NYC Report Critical of Public Housing Agency

Bureaucratic and rigid practices make the agency far less efficient than private property management companies, the report said, and the authors urged managers to decentralize operations so resources could be deployed more efficiently

The city's public housing authority is beset by inefficient management and bureaucratic practices that contribute to a growing repair backlog of hundreds of thousands of work orders, a city-hired consultant said in a report made public Thursday. 

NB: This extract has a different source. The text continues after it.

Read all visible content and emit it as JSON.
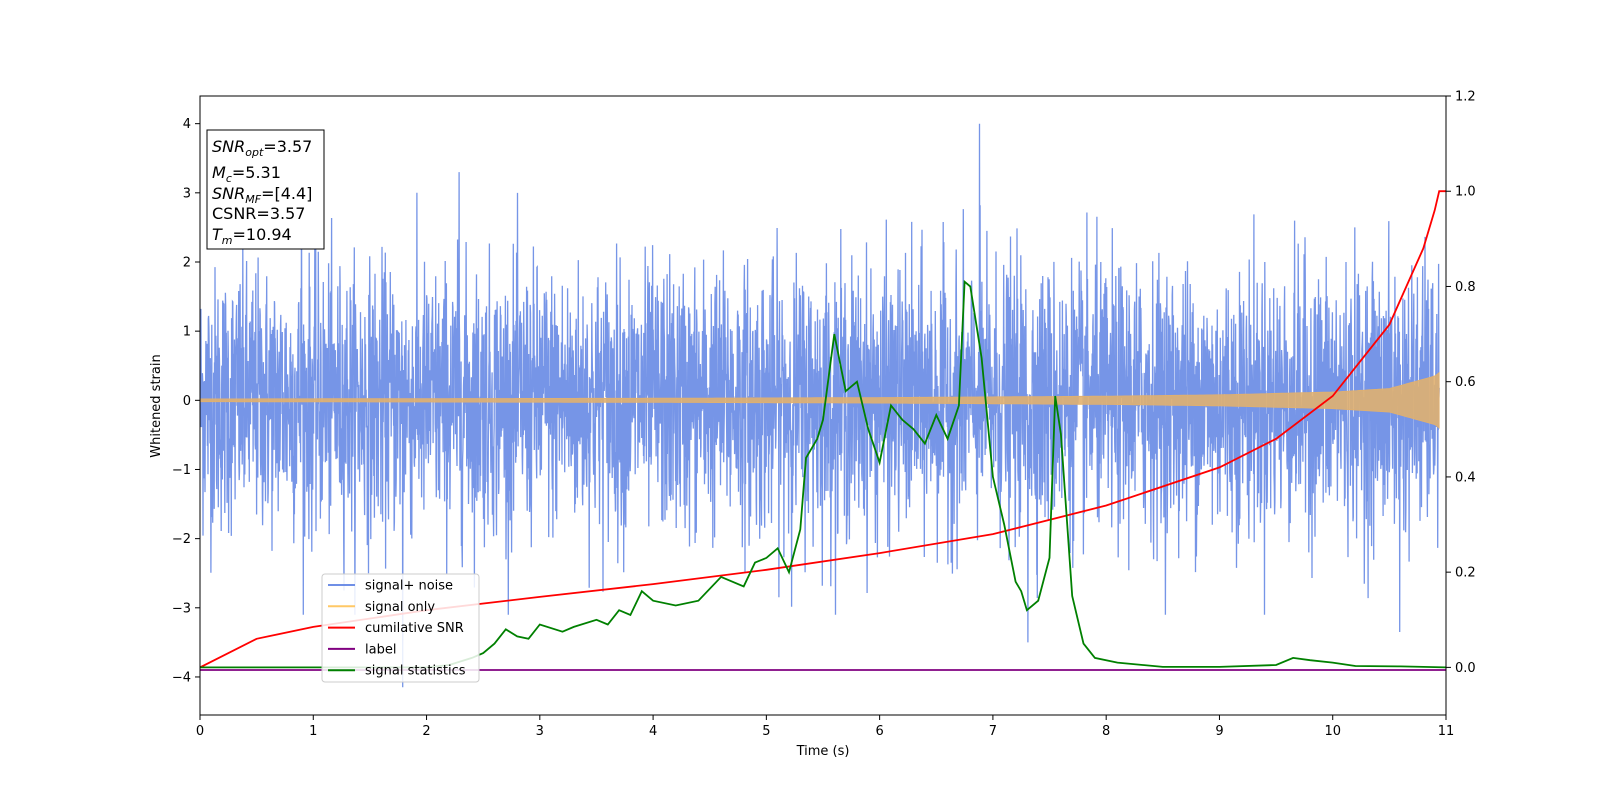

City Housing Authority Commissioner John Rhea said following the release that he will seek to overhaul the agency's board, and officials stressed that some of the recommended changes in the report by The Boston Consulting Group were already under way.
 
Two city Housing Authority board appointees were replaced with volunteers following Thursday's critical report of the agency.
 
City Council Speaker Christine Quinn and others had called for the report's release after a series of articles recently published in the Daily News that were critical of the agency. Mayor Michael Bloomberg said the report was released as soon as it was ready.
 
It found that problems with the authority's property management practices were contributing to a repair backlog that has already reached about 330,000 work orders. Additionally, poor procurement practices mean that the agency is paying differing prices for the same items — with prices for a gallon of white paint ranging from $8 to $28, according to the report.
 
Bureaucratic and rigid practices make the agency far less efficient than private property management companies, the report said, and the authors urged managers to decentralize operations so resources could be deployed more efficiently.
 
Bloomberg defended the agency Thursday, saying it faced significant challenges because of federal budget cuts. Despite that, he said, emergency repairs are being completed in record time.
 
"Unlike virtually every other city, we are not walking away from our public housing," Bloomberg said. "We're working to make our public housing better and bigger, and we're having to do it when everybody's cutting back funding."